A correspondent writes to ask if the English present progressive with future meaning can be used to talk about the distant future. As an example, he cites his father getting retired ten years from now. Can he say: 'I’m setting up my own business when I get retired'?
All the standard accounts stress the imminence of the future event, when using this tense form. Quirk et al (§4.44) do give a non-imminent example:
I'm leaving the university in two years' time.
They stress the need to have the more distant time explained in the context (e.g. when I've finished my studies). But the notion of imminence applies here too. To say I'll be leaving the university in two years' time is a straightforward statement about a future event. To turn this into the present suggests that the speaker sees this event as having some sort of current relevance. The notion of 'current relevance' is usually found with reference to the meaning of the present perfect; but it applies here too.

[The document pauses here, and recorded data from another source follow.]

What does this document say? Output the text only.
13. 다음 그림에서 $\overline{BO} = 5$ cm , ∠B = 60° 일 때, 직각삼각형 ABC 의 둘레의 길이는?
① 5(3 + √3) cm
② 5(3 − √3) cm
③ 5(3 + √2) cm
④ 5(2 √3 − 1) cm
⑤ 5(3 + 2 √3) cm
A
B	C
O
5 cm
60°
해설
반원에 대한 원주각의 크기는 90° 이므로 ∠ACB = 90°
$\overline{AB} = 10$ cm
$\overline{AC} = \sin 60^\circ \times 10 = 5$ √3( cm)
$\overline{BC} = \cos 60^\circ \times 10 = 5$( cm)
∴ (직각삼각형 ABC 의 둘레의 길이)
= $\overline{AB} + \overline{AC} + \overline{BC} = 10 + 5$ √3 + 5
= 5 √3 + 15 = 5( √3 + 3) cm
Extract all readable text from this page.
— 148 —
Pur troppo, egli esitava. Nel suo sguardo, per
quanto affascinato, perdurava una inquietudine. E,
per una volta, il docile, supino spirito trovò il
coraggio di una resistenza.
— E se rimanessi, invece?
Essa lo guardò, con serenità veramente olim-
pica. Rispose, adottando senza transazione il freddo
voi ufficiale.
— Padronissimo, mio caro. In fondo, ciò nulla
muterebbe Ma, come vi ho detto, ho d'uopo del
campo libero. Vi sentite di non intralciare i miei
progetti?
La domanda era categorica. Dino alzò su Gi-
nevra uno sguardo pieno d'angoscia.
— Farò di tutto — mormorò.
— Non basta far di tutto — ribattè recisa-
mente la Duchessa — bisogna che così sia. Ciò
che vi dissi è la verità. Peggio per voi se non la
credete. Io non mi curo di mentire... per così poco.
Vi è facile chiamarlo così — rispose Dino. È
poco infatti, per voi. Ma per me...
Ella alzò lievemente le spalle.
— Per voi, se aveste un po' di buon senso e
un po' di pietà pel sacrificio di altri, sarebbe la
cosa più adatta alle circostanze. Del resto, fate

How to define this relevance? The critical point is that the use of the present progressive implies an element of forward planning. Quirk et al describe it thus: 'future arising from present arrangement, plan, or programme'. It refers to actions brough about by human endeavour. So it isn't possible to say The grass is growing next week. And to say He's dying next week could only refer to an execution. Rodney Huddleston makes a similar point about this form, in the Cambridge Grammar (§4.2.4): 'the future is determinable from the state of the world now'. In other words, there's always an element of scheduling.
So, with these considerations in mind, there's nothing at all wrong with my correspondent's example. The planning element is very much in the forefront of his father's mind.